Compathnion’s location-tracking app, StayHomeSafe, uses geo-fencing and artificial intelligence to ensure that those wearing the electronic quarantine wristband stay in the designated area. Photo: SCMP
Chan says the technology needs artificial intelligence (AI) to determine the location of the user’s mobile phone and of the user in relation to it, without collecting any personal data. AI helps process the vast amounts of anonymous data and start unpredictability of human behaviour to filter the conduct of each person in indoor confinement.
The location-tracking technology has been rolled out swiftly in Hong Kong, since the middle of March, after a presentation was made to the government at the beginning of the month.
Nothing ‘impossible’ with collaboration
Yiu says the achievement of completing the clean room project despite the huge challenges demonstrates exactly what HKSTP is capable of doing.
“We are trying to connect the community – to pull together resources and help them to work together,” he says. “The reason for this collaboration is to accelerate their development.”
“Once the intense demand for face masks is over, the facility can be used for manufacturing electronics or medical devices,” Yiu says.
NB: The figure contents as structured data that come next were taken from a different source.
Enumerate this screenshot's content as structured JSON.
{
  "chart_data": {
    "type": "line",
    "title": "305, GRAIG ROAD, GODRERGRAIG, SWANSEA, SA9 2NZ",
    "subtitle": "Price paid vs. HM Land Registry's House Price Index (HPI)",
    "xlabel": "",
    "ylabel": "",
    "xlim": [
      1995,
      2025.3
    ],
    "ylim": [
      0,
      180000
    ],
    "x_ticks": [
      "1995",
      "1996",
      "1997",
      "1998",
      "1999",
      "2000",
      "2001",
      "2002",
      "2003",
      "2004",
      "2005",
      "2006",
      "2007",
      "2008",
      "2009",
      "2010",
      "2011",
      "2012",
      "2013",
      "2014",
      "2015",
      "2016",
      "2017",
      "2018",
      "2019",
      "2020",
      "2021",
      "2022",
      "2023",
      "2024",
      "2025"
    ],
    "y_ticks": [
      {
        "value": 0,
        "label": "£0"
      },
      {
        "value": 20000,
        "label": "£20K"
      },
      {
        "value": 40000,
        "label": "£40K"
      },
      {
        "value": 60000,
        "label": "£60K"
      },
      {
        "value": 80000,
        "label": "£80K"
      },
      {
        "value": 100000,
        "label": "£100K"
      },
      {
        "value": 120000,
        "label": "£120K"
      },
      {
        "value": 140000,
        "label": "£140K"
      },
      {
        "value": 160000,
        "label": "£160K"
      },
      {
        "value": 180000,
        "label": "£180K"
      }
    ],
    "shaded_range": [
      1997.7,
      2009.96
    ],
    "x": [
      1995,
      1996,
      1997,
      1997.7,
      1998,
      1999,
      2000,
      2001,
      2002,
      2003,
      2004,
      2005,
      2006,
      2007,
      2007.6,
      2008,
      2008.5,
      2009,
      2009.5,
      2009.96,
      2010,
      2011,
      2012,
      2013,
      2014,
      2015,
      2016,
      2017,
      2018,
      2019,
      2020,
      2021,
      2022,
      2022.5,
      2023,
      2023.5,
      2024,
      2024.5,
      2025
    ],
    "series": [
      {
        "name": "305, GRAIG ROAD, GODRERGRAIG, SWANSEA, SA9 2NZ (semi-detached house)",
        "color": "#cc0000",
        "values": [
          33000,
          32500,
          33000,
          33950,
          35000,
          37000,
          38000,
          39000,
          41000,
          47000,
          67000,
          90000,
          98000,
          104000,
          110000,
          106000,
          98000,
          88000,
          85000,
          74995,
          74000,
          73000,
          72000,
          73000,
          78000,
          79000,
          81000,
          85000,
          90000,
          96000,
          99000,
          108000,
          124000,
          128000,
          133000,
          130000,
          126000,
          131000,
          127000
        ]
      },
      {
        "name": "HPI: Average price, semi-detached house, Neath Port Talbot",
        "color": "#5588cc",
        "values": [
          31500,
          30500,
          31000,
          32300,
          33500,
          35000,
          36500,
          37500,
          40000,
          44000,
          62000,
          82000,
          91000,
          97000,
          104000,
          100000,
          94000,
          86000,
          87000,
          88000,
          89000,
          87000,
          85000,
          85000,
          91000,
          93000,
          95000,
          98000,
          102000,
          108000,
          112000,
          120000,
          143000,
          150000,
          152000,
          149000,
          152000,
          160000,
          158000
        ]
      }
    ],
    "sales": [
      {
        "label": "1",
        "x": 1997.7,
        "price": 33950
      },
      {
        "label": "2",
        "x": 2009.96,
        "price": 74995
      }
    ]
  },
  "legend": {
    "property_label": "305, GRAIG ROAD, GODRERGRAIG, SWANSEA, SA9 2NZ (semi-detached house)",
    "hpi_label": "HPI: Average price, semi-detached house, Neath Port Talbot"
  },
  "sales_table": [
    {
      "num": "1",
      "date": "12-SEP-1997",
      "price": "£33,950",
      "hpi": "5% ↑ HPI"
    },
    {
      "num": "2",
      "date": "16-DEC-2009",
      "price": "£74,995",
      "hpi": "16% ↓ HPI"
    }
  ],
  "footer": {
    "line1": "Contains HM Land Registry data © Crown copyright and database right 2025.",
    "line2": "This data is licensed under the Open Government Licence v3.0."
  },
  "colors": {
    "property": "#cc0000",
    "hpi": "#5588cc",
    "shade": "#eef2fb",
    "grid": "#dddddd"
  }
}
The clean room built by HKSTP at the Tai Po Industrial Estate is equipped with the air shower to ensure anyone entering the facility is free of contaminants that can compromise the hygiene standards inside. Photo: Frank Chan
Although the Covid-19 crisis has turned the lives of people upside down around the world, it has also inspired the tech industry to rise to the challenge and band together to innovate and make the world a better place.
It is this kind of response that inspires Wong and his team to create solutions to problems, including the global pandemic.
He firmly believes technology can improve people’s daily lives and that Hongkongers will be in the vanguard of innovation.
“We believe that, with the Hong Kong spirit, we can make things that seem impossible possible,” Wong says.